You have to keep in mind that without SQL compliance, most of these databases can’t transform data within their engine. You have to extract it somewhere else, write some code, and then put the transformed data wherever you need it. Pretty much all NoSQL databases also lack ACID compliance and instead rely on “eventual consistency”. At a high level, this means that different people querying the exact same data may see different values. You also can’t join data together directly in these databases.
These basically provide a very simple method of storing and retrieving binary data. For each record, you define it’s key and store a value. Usually people will create large programming objects, serialize them, and then store it. Examples of these are Oracle (company) NoSQL & BerkeleyDB, Dynamo, and Riak. I also put Cassandra in this group but in reality, it provides more structure within each value than just an open binary store. This can be useful for storing something like a video game’s user state, such as your Farmville farm (especially if that state is many megabytes+)

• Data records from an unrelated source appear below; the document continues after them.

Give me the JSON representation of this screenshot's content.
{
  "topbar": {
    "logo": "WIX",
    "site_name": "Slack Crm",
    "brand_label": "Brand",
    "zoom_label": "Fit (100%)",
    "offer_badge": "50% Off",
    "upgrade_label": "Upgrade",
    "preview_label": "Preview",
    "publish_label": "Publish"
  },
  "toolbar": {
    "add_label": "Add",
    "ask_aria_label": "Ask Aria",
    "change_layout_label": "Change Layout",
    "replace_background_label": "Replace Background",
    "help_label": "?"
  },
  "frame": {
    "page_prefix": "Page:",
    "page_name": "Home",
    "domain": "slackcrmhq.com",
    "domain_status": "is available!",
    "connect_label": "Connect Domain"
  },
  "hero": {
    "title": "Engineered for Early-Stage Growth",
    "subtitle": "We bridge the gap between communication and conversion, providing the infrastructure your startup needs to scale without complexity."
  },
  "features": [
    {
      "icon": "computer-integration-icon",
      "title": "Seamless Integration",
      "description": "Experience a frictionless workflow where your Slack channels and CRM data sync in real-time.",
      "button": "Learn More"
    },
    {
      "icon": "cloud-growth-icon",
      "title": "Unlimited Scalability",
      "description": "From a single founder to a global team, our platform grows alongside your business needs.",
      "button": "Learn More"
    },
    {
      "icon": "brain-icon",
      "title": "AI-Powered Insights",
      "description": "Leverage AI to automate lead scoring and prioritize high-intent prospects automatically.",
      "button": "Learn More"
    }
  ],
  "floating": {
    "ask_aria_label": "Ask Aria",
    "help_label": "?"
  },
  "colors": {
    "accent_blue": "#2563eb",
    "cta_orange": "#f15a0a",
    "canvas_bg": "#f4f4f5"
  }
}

These are similar to Key-Value stores except that instead of value just being a simple binary object, there is more structure behind the data. Most commonly data is stored in a JSON format and a few of them use XML. Again, for each key, you will retrieve the document value. Documents tend to be very large objects and are usually accessed one at a time. Examples of this are MongoDB, CouchDB, and BaseX. These are useful for storing data with some structure such as legal documents or your entire online profile for a website.
Somewhat different than the Key-Value and Doc Store, these databases are designed to create “graphs” of data. This basically means you can define very complex relationships between different points of data. You can also easily traverse the data defined by relationships, even if its many nodes away. Think about it as a social network, where you have friends, interests, check-ins, likes, etc, and you want to be able to define the relationships between these things and then query it. Examples include Neo4j andSPARQL.

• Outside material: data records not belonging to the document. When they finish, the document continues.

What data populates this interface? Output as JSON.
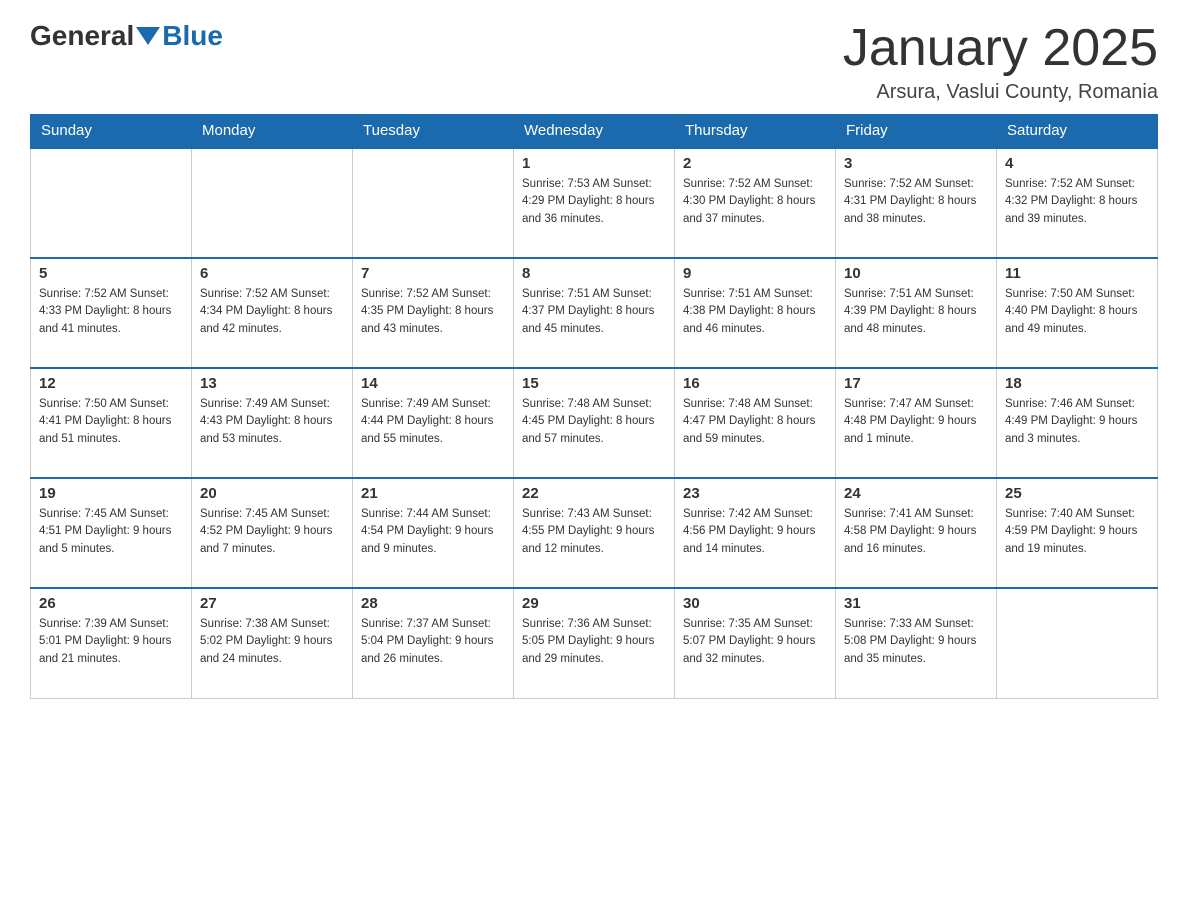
{
  "header": {
    "logo_general": "General",
    "logo_blue": "Blue",
    "month_title": "January 2025",
    "location": "Arsura, Vaslui County, Romania"
  },
  "days_of_week": [
    "Sunday",
    "Monday",
    "Tuesday",
    "Wednesday",
    "Thursday",
    "Friday",
    "Saturday"
  ],
  "weeks": [
    [
      {
        "day": "",
        "info": ""
      },
      {
        "day": "",
        "info": ""
      },
      {
        "day": "",
        "info": ""
      },
      {
        "day": "1",
        "info": "Sunrise: 7:53 AM\nSunset: 4:29 PM\nDaylight: 8 hours\nand 36 minutes."
      },
      {
        "day": "2",
        "info": "Sunrise: 7:52 AM\nSunset: 4:30 PM\nDaylight: 8 hours\nand 37 minutes."
      },
      {
        "day": "3",
        "info": "Sunrise: 7:52 AM\nSunset: 4:31 PM\nDaylight: 8 hours\nand 38 minutes."
      },
      {
        "day": "4",
        "info": "Sunrise: 7:52 AM\nSunset: 4:32 PM\nDaylight: 8 hours\nand 39 minutes."
      }
    ],
    [
      {
        "day": "5",
        "info": "Sunrise: 7:52 AM\nSunset: 4:33 PM\nDaylight: 8 hours\nand 41 minutes."
      },
      {
        "day": "6",
        "info": "Sunrise: 7:52 AM\nSunset: 4:34 PM\nDaylight: 8 hours\nand 42 minutes."
      },
      {
        "day": "7",
        "info": "Sunrise: 7:52 AM\nSunset: 4:35 PM\nDaylight: 8 hours\nand 43 minutes."
      },
      {
        "day": "8",
        "info": "Sunrise: 7:51 AM\nSunset: 4:37 PM\nDaylight: 8 hours\nand 45 minutes."
      },
      {
        "day": "9",
        "info": "Sunrise: 7:51 AM\nSunset: 4:38 PM\nDaylight: 8 hours\nand 46 minutes."
      },
      {
        "day": "10",
        "info": "Sunrise: 7:51 AM\nSunset: 4:39 PM\nDaylight: 8 hours\nand 48 minutes."
      },
      {
        "day": "11",
        "info": "Sunrise: 7:50 AM\nSunset: 4:40 PM\nDaylight: 8 hours\nand 49 minutes."
      }
    ],
    [
      {
        "day": "12",
        "info": "Sunrise: 7:50 AM\nSunset: 4:41 PM\nDaylight: 8 hours\nand 51 minutes."
      },
      {
        "day": "13",
        "info": "Sunrise: 7:49 AM\nSunset: 4:43 PM\nDaylight: 8 hours\nand 53 minutes."
      },
      {
        "day": "14",
        "info": "Sunrise: 7:49 AM\nSunset: 4:44 PM\nDaylight: 8 hours\nand 55 minutes."
      },
      {
        "day": "15",
        "info": "Sunrise: 7:48 AM\nSunset: 4:45 PM\nDaylight: 8 hours\nand 57 minutes."
      },
      {
        "day": "16",
        "info": "Sunrise: 7:48 AM\nSunset: 4:47 PM\nDaylight: 8 hours\nand 59 minutes."
      },
      {
        "day": "17",
        "info": "Sunrise: 7:47 AM\nSunset: 4:48 PM\nDaylight: 9 hours\nand 1 minute."
      },
      {
        "day": "18",
        "info": "Sunrise: 7:46 AM\nSunset: 4:49 PM\nDaylight: 9 hours\nand 3 minutes."
      }
    ],
    [
      {
        "day": "19",
        "info": "Sunrise: 7:45 AM\nSunset: 4:51 PM\nDaylight: 9 hours\nand 5 minutes."
      },
      {
        "day": "20",
        "info": "Sunrise: 7:45 AM\nSunset: 4:52 PM\nDaylight: 9 hours\nand 7 minutes."
      },
      {
        "day": "21",
        "info": "Sunrise: 7:44 AM\nSunset: 4:54 PM\nDaylight: 9 hours\nand 9 minutes."
      },
      {
        "day": "22",
        "info": "Sunrise: 7:43 AM\nSunset: 4:55 PM\nDaylight: 9 hours\nand 12 minutes."
      },
      {
        "day": "23",
        "info": "Sunrise: 7:42 AM\nSunset: 4:56 PM\nDaylight: 9 hours\nand 14 minutes."
      },
      {
        "day": "24",
        "info": "Sunrise: 7:41 AM\nSunset: 4:58 PM\nDaylight: 9 hours\nand 16 minutes."
      },
      {
        "day": "25",
        "info": "Sunrise: 7:40 AM\nSunset: 4:59 PM\nDaylight: 9 hours\nand 19 minutes."
      }
    ],
    [
      {
        "day": "26",
        "info": "Sunrise: 7:39 AM\nSunset: 5:01 PM\nDaylight: 9 hours\nand 21 minutes."
      },
      {
        "day": "27",
        "info": "Sunrise: 7:38 AM\nSunset: 5:02 PM\nDaylight: 9 hours\nand 24 minutes."
      },
      {
        "day": "28",
        "info": "Sunrise: 7:37 AM\nSunset: 5:04 PM\nDaylight: 9 hours\nand 26 minutes."
      },
      {
        "day": "29",
        "info": "Sunrise: 7:36 AM\nSunset: 5:05 PM\nDaylight: 9 hours\nand 29 minutes."
      },
      {
        "day": "30",
        "info": "Sunrise: 7:35 AM\nSunset: 5:07 PM\nDaylight: 9 hours\nand 32 minutes."
      },
      {
        "day": "31",
        "info": "Sunrise: 7:33 AM\nSunset: 5:08 PM\nDaylight: 9 hours\nand 35 minutes."
      },
      {
        "day": "",
        "info": ""
      }
    ]
  ]
}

These types of NoSQL databases tend to get a lot of attention with misinformation as to how they can be used. In the most basic sense, these data stores index “words” and provide searching capabilities similar to typing something into Google. They’re very good at finding things based on a key search over a very large distributed set of data, a kind of “enterprise search”. There is an upfront cost to creating the index, and they aren’t designed to operations on large scans of data (i.e.: analytical workloads). Examples include Apache Solr, Elasticsearch, and Kibana.

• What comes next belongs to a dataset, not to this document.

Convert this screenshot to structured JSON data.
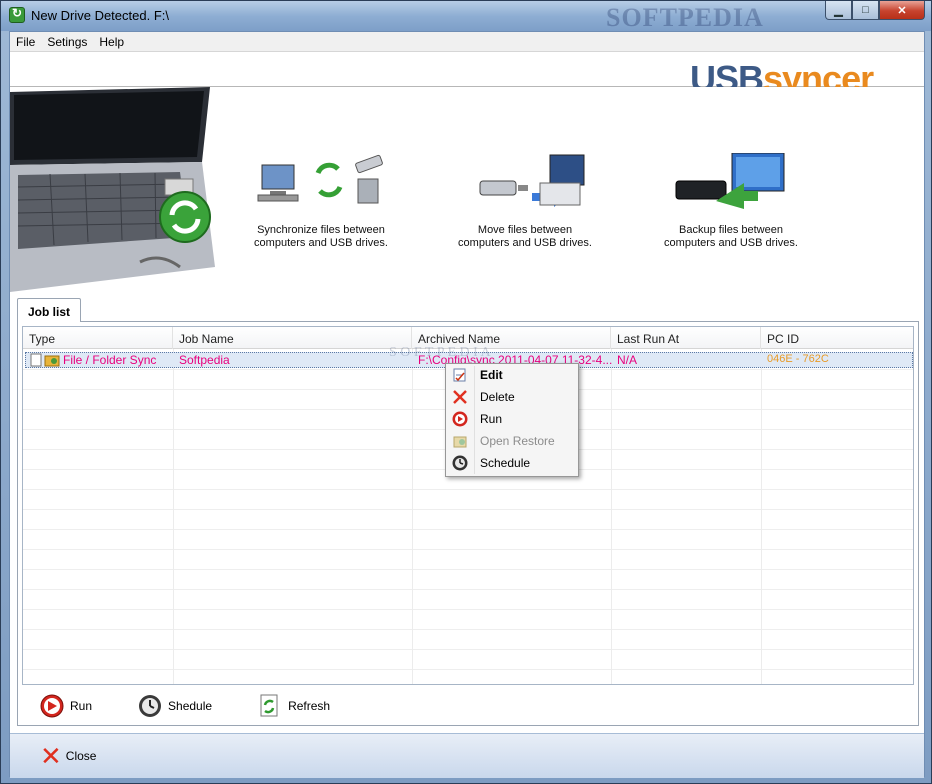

These data stores are based on the same basic principal of an indexed and sharded keys. The difference, however, is that a timestamp is always part of a concatenated key. Records are appended using an “insert” operation only. The primary use case for this type of platform is for providing a persisted data store for data use cases where you will primary want to retrieve data as a trend. For example, a sensor with a unique ID that is constantly streaming data in. The data for any given unique ID is stored on the same node and sorted by its most recent timestamp. This makes it efficient for specific point in time or a time range retrieval of data for a specific ID. Many of these data stores also provide additional capabilities based on time series such as summary rollups, time based aggregations, and visual trending analysis. Examples of these include Druid, Influxdb, and OpenTSDB. I could also make a strong argument for putting HBase in this category.